T he present work is an excellent example of the veristic Surrealist canvases for which Doris Lindo Lewis has received increasing critical acclaim. Among the first North American artists to embrace Surrealism, Lewis is celebrated as a forerunner of female Surrealism around the world. As both an environmental activist and a female artist in a male-dominated movement, Lewis is known for her explorations of fertility, creation, and a woman’s place within the natural world – all notions which figure prominently in the present works: The Morning and The Evening.
Born in San Jose, Costa Rica, Lewis moved between the Caribbean, Massachusetts, Cuba and eventually South Florida over the course of her life, never leaving behind the influence of any one place. She began her career working in the Impressionist style, painting landscapes of Cape Cod while she lived and studied in Cambridge, Massachusetts as a young girl. But those familiar coastal scenes soon transformed into the Surrealist visions of nature depicted in the present works.
The setting shared by The Morning and The Evening is at once ambiguous and perfectly legible - possibly a barren desert beneath a menacing sky or the ocean floor beneath a stormy sea. It is a dreamlike landscape, not reminiscent of any place in particular, but rather suggestive of a mystical in-between. As denoted by their titles, these two works convey the passage of t.mes
, but as with the confused sense of place, there is no context within the compositions to suggest whether day proceeds to night, or night to day. It is a world of Lewis’s own invention that exists within but defies the conventions of the world with which we are familiar.
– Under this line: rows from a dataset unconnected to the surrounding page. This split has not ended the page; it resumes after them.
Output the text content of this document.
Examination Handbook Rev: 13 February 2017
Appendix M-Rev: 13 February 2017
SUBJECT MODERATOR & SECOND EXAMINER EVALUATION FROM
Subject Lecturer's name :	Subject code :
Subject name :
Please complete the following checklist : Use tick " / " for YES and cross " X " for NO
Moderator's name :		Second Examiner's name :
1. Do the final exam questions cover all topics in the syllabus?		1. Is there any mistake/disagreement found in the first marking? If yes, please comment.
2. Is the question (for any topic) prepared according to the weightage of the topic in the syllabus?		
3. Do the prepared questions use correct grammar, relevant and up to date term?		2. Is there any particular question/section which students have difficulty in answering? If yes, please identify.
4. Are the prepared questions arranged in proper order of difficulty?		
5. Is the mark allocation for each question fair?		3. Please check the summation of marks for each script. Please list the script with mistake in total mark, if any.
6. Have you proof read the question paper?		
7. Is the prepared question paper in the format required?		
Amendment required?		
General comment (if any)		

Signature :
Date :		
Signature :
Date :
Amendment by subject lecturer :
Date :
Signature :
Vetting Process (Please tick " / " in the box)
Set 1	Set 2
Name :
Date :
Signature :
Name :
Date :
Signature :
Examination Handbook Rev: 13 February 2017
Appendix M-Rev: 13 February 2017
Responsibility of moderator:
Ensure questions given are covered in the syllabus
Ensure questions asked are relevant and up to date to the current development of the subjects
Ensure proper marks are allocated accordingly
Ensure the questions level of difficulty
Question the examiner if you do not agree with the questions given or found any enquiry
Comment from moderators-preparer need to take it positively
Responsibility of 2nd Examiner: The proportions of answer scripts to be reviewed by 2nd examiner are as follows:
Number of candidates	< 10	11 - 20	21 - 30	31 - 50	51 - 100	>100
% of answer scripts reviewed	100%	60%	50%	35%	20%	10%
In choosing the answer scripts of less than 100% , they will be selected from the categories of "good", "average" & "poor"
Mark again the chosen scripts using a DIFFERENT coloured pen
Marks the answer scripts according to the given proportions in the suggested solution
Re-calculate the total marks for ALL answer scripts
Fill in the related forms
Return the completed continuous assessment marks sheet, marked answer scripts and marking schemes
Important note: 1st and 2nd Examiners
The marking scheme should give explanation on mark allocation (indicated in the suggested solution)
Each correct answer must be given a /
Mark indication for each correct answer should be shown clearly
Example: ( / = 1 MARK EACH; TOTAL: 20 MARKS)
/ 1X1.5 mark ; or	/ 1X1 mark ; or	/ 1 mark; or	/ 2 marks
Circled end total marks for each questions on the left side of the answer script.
The objects depicted within the present works seem to allude to a deconstructed circle of life. In The Morning, Lewis represents birth in the sproutlets growing in the foreground, life in the leafy head of cauliflower on the right side of the canvas and death in the skeletal vertebrae resting on the left. The same can be said of the drifting seedlings, the stalky plant and the prehistoric horseshoe crab that make up the composition of The Evening. She takes the notion that “God created man in his own image” and conjects that so too did woman create nature in hers.
The hands featured in both paintings draw a striking parallel to those at the center of Michelangelo’s iconic fresco in the Sistine Chapel. In the present works, however, Lewis seems to replace the hands of God and of Adam with those of a woman, positing her diptych as a sort of reconception of the story of the Creation. Where God, as depicted in Michelangelo’s work, reaches out to impart the spark of life into man, Lewis here depicts a feminized God imbued with the generative power of nature.
The fragmented female body is a recurring motif within Surrealism. This is evident in both the title and composition of Rene Magritte’s The Eternally Obvious, wherein he depicts a woman’s body through a series of frames separated by seemingly unbridgeable gaps. The depiction of the female body within the larger Surrealist oeuvre was likewise filtered through the gaze of the male artists who dominated the movement. It was thus the project of Lewis and the female Surrealists who succeeded her to reposition and empower the notion of the feminine within Surrealism.
In the present works, Lewis positions the fragments of the female body - the hands - as a metonym for the woman herself. In Blue Prayer, painted around the same t.mes as the present works, Lewis dismembers the female body so as to reconstruct it in her own vision. She depicts a woman kneeling, with her hands raised and the soles of her feet exposed, replacing her torso with a potted flower. The work of fellow female surrealists, such as Remedios Varo and Georgia O'Keeffe, similarly depict fantastical worlds born of the artist's imagination, often featuring female protagonists. The present works attest to Lewis' avant-garde style - a pioneer working against the conventions of Surrealism which had only just begun to take shape.